A carceragem da Polícia Federal ficou pequena para o ego e as necessidades clínicas de Jair Bolsonaro. Nesta quinta-feira (15), o Supremo Tribunal Federal oficializou a transumância do ex-presidente para o 19º Batalhão da Polícia Militar, a famosa “Papudinha”. O “Capitão”, condenado a mais de 27 anos de reclusão, não terá a companhia de Anderson Torres ou Silvinei Vasques, seus antigos asseclas que dividem outra unidade; Moraes garantiu que Bolsonaro desfrute de uma sala de Estado-Maior inteira só para si. O espaço, projetado para quatro pessoas, foi convertido em uma suíte monárquica de 65 metros quadrados para abrigar o homem que, ironicamente, sempre pregou que a cela deveria ser o lugar de maior sofrimento para o criminoso.
As “necessidades” de Bolsonaro, aceitas por Alexandre de Moraes sob o manto do garantismo humanitário, transformam a Papudinha em uma extensão de sua residência de veraneio. O ex-presidente terá assistência médica particular ininterrupta, fisioterapia para “estabilização do sono” e uma cozinha privativa onde a família poderá preparar iguarias longe do “fantasma do envenenamento” que assombra as noites do detento. O aparato inclui até barras de apoio na cama, para evitar que o líder da extrema-direita sofra novas quedas literais, já que a queda política e jurídica parece definitiva. A única fronteira não ultrapassada foi a digital: a smart TV permanece vetada, mantendo o “Mito” em um analógico e necessário ostracismo informativo.
Perspectivas Editoriais
A cela exclusiva é justiça ou um salvo-conduto para o privilégio?

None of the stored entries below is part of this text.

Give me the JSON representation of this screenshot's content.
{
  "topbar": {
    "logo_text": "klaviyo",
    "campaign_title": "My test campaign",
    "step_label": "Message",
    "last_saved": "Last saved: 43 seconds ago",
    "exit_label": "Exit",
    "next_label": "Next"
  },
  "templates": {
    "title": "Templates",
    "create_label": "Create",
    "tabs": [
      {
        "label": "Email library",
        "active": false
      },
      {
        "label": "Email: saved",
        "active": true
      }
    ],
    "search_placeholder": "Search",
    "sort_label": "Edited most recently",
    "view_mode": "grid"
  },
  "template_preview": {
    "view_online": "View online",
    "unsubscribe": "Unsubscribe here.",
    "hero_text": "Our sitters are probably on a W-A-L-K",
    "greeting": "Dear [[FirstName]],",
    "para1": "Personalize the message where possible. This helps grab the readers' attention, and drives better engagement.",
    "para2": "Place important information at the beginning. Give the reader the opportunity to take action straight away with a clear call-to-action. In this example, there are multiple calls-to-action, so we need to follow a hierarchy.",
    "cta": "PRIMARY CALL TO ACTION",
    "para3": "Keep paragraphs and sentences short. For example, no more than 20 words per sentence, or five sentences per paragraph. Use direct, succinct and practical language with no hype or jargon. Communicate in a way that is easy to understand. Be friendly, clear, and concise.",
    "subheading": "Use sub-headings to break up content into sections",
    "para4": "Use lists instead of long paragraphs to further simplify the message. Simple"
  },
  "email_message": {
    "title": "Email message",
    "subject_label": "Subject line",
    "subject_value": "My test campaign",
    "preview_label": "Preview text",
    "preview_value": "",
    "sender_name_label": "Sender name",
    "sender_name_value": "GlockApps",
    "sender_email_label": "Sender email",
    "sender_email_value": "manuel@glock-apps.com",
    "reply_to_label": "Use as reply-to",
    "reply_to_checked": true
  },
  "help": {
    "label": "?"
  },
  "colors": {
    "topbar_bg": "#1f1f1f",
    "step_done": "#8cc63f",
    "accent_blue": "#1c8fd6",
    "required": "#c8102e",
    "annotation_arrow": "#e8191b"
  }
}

Será que os milhares de presos que se amontoam em celas fétidas e sem assistência médica básica no Complexo da Papuda enxergam nessa “Sala de Estado-Maior” a mesma justiça que o STF apregoa? Ao conceder a Bolsonaro uma estrutura que inclui área de exercícios, pista de caminhada e cinco refeições diárias preparadas sob medida, o Estado brasileiro reafirma que há dois pesos e duas medidas para quem tenta golpear a democracia. Bolsonaro não é um preso comum; é um hóspede do sistema militar, vivendo em um alojamento reformado com o dinheiro do contribuinte, enquanto seus fiéis escudeiros de 8 de janeiro amargam a dureza do sistema que ele mesmo ajudou a precarizar. O “Capitão” pedala em sua esteira privativa enquanto o Rio de Janeiro conta mortos em operações policiais abençoadas por seu discurso.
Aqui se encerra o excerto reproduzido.